Quase vinte anos se passaram e eu estava ali de novo, como sempre. Mas Mariana não, ela estaria diferente, muito diferente. O prospecto dizia que, no encerramento, ela faria um solo, acompanhada pela orquestra de câmara. Para ser sincero, pouco me importava o repertório e como seria sua apresentação. Eu queria apenas revê-la. Matar um pouco a saudade.

Quando ela apareceu no palco, iluminada por um holofote, todos então se calaram a ponto de se ouvir o som dos seus passos em direção ao microfone, entrecortado por uma tosse aqui, outra ali. Previsível. Estava linda, mas minha análise de beleza quanto à Mariana é suspeita e nunca será confiável. Num vestido branco longo, cabelo com brilho-umidificado, esticado e preso na nuca, as mais delicadas orelhas expondo dois pequenos brincos. Não pude evitar mais uma viagem ao passado.

A apresentação foi breve e seu efeito pareceu me deixar em estado catatônico. Absorvido pela voz e pelo ritmo. Não me contive e me socorri de um lenço providencial que não sei como mas estava no bolso do casaco. Evitei o tumulto do final e me dirigi à saída durante os aplausos. Minha presença ali era insignificante, pois para Mariana eu há muito não mais existia. Eis o diagnóstico frio da morte em vida, o destino dos fúteis ex-amores-pra-sempre. Antes de atingir a porta, num equívoco necessário, voltei-me ainda mais uma vez para o palco a ponto de vê-la recebendo flores de um homem. No que ela retribuiu com um abraço e um beijo, na boca, longo o suficiente para deixar claro o grau de comprometimento.

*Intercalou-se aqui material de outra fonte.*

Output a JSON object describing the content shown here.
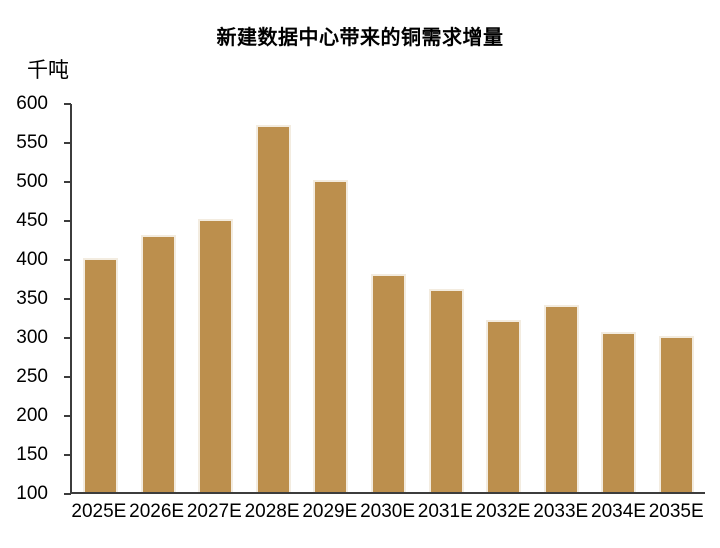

Mariana sempre fora uma romântica, muito embora nunca concordasse verbalmente com minhas observações conclusivas, taxando-as sempre de prematuras. Ela o amava, muito provavelmente. Um sentimento puro e inestimável que um dia fora direcionado só para mim. Um orgulho para mim, mais que tristeza da saudade. Aquela imagem ficou gravada, muito a contragosto, na minha retina, e, enquanto tomava a rua, excepcionalmente, deixei Mariana de lado, passando a conjeturar sobre ele. Aquele com quem Mariana passaria seus dias nas próximas duas décadas e meia. Esperava prognóstico melhor, mas lamentavelmente já sabia de antemão que só voltaria a ver Mariana em exatos 25 anos, 4 meses e dois dias. No funeral do marido. Quando poderei me reaproximar, então definitivamente.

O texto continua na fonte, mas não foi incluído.